Further analysis is in process while taking in to account biological makers, more advanced feature extracted from MR images and intra-individual variations among runners.


No acknowledgement found.


1. Millet GP, Millet GY. Ultramarathon is an outstanding model for the study of adaptive responses to extreme load and stress. BMC Med. 2012;10(1):1-3. doi:10.1186/1741-7015-10-77.

2. Gabay C, Kushner I. Acute-Phase Proteins and Other Systemic Responses to Inflammation. N Engl J Med. 1999. doi:10.1056/NEJM199902113400607.

3. Wright TM. Cytokines in acute and chronic inflammation. Front Biosci. 1997. doi:10.2741/A171.

4. Spiropoulos A, Goussetis E, Margeli A, et al. Effect of inflammation induced by prolonged exercise on circulating erythroid progenitors and markers of erythropoiesis. Clin Chem Lab Med. 2010. doi:10.1515/CCLM.2010.034.

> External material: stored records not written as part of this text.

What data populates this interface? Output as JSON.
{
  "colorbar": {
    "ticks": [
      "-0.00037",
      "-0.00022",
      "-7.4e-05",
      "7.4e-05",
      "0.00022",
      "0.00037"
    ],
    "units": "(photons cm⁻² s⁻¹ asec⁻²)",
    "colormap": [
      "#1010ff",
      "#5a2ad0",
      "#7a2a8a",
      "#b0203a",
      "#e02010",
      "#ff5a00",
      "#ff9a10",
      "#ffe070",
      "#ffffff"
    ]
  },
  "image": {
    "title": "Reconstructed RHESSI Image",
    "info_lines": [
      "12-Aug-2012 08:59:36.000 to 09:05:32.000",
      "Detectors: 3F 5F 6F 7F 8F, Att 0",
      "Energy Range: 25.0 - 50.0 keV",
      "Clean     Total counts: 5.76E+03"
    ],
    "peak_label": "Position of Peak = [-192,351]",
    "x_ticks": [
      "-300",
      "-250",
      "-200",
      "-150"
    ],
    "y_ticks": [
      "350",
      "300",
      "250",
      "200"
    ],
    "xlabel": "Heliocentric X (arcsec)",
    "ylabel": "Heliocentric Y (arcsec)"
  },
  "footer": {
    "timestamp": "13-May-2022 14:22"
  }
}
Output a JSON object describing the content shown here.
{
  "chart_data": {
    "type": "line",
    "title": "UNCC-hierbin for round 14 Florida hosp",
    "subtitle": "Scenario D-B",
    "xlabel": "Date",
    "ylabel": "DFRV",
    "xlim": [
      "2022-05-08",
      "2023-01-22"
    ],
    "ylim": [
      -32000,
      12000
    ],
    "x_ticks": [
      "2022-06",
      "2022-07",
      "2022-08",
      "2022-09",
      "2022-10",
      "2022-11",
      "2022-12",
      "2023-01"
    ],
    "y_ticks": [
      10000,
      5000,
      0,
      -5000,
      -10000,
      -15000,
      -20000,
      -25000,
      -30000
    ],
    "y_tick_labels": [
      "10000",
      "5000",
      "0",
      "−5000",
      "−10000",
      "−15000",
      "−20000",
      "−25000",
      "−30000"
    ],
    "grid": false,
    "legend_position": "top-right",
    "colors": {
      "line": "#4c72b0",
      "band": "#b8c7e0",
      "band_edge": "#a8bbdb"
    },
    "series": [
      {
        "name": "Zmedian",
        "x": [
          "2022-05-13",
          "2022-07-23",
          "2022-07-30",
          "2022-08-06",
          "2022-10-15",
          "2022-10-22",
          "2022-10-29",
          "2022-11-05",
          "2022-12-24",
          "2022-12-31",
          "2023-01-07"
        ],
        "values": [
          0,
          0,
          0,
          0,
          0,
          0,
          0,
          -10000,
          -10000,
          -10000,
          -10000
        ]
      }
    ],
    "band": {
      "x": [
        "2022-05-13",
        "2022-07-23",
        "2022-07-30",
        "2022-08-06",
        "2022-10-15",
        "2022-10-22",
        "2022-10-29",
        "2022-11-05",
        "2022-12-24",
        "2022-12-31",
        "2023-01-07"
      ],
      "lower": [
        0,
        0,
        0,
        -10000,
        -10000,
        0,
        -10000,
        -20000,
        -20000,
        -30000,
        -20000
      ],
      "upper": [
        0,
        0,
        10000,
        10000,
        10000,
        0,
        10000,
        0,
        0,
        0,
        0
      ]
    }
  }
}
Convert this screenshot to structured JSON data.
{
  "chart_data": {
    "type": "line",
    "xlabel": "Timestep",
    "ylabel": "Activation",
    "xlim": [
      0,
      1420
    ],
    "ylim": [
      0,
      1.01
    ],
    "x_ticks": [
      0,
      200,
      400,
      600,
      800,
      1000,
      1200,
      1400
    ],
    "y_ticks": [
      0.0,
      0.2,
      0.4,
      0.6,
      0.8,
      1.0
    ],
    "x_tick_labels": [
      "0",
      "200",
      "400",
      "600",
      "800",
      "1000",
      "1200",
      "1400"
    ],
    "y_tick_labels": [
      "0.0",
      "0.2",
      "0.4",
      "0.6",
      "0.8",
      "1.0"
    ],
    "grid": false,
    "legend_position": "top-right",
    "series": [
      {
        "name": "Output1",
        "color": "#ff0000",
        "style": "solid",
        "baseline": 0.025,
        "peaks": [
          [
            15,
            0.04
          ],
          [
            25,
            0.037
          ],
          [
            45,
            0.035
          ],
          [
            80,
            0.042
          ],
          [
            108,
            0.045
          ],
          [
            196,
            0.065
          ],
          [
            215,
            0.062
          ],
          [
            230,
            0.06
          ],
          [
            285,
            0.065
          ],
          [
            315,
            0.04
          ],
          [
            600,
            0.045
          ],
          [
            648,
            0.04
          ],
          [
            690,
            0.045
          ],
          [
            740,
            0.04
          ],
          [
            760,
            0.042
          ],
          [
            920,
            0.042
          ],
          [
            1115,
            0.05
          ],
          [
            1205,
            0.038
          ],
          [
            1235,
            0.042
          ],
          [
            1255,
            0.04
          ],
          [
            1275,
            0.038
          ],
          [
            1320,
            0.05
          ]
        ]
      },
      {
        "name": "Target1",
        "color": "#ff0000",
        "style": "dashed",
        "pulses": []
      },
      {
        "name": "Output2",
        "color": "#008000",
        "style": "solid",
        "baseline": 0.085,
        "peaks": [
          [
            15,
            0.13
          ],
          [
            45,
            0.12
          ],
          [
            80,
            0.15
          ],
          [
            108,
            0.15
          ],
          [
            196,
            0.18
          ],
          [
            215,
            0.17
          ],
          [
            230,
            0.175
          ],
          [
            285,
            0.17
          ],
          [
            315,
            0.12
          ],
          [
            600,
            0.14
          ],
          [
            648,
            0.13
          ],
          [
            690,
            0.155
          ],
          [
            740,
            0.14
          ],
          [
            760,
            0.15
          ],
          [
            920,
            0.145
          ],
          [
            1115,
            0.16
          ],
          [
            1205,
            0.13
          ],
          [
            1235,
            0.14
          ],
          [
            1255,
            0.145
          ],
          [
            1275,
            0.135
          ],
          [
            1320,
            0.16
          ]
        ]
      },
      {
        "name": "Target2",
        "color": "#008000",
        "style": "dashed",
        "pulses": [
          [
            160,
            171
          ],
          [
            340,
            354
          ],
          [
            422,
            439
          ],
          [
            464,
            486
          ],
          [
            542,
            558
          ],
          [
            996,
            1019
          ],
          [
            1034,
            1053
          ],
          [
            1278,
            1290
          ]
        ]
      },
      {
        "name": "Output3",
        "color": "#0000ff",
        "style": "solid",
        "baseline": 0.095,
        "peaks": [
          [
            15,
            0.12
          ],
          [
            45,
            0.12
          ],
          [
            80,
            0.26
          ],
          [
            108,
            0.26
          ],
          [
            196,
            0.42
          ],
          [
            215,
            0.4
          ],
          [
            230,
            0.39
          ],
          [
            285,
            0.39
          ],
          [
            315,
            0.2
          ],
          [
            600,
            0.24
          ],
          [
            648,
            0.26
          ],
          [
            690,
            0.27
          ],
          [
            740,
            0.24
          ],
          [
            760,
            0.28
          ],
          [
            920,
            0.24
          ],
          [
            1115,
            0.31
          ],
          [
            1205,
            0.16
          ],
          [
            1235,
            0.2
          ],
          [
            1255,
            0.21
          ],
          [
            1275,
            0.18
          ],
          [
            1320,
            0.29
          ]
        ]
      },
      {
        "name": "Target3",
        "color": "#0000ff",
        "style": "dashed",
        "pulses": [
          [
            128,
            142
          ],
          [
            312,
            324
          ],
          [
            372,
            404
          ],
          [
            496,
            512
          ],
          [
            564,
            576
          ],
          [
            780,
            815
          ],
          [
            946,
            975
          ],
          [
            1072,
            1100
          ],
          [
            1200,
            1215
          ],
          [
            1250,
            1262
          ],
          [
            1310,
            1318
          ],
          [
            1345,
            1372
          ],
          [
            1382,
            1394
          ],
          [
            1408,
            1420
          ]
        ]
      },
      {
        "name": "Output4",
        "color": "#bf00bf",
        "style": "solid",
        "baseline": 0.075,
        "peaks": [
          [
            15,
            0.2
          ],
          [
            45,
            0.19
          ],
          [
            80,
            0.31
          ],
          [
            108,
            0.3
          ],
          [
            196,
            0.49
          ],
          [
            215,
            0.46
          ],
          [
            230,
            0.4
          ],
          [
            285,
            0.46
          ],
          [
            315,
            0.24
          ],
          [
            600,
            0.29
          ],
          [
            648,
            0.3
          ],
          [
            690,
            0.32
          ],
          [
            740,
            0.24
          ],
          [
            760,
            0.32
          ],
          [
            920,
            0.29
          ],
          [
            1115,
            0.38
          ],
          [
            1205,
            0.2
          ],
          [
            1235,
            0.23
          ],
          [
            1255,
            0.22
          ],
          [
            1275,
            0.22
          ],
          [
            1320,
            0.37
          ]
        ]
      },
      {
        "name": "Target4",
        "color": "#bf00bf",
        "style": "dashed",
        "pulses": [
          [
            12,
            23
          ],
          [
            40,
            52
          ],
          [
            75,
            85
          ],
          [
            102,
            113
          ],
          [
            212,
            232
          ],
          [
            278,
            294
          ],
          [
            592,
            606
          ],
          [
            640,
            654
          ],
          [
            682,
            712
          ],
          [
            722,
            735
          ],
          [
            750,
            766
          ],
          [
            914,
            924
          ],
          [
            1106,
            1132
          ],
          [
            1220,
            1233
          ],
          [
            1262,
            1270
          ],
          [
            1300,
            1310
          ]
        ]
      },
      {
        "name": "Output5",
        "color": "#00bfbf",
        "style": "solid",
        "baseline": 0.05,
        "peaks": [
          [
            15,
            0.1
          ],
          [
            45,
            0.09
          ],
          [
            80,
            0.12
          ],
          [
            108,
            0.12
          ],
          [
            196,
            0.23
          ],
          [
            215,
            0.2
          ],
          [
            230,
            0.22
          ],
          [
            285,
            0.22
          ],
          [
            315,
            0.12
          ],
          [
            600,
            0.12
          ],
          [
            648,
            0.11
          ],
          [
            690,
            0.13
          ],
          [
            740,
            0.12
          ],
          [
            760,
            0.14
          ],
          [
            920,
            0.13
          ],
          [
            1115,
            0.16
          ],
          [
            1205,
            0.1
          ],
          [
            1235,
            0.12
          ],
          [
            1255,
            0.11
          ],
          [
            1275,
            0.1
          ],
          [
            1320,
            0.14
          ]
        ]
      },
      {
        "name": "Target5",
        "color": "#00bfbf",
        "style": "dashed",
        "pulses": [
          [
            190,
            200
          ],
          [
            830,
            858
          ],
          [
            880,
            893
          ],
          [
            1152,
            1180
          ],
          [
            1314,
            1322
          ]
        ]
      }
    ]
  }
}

5. Leporq B, Le Troter A, Le Fur Y, et al. Combined quantification of fatty infiltration, T 1-relaxation times and T 2*-relaxation times in normal-appearing skeletal muscle of controls and dystrophic patients. Magn Reson Mater Physics, Biol Med. 2017;30(4):407-415. doi:10.1007/s10334-017-0616-1.

6. Gilles B, De Bourguignon C, Croisille P, et al. Automatic segmentation for volume quantification of quadriceps muscle head: a longitudinal study in athletes enrolled in extreme mountain ultra-marathon. In: ISMRM: International Society for Magnetic Resonance in Medicine. ; 2016.


Figure 1: Example of T2* and χ maps of the right leg of the same subject with the segmentation of the bone marrow at the three MR acquisition time points of the race.

Figure 2: P-values of statistical tests in our longitudinal analysis of the entire data set. A P-value inferior to .05 indicates a significant change between two time points. Abbreviations: BM – Bone Marrow, r – right, l – left.

Figure 3: Variation of the mean of quantitative metrics in the femoral bone marrow during the three studied time points. A distinct color represents each runner; the gray bars represent the average values.

Figure 4: P-values of statistical tests in our longitudinal analysis on the χ map. On the left, we considered only the individuals with a positive variation of the mean of χ between Pre and Post. On the right, we considered the individuals with negative variation. A P-value inferior to .05 indicates a significant change between two time points. Abbreviations: BM – Bone Marrow, r – right, l – left.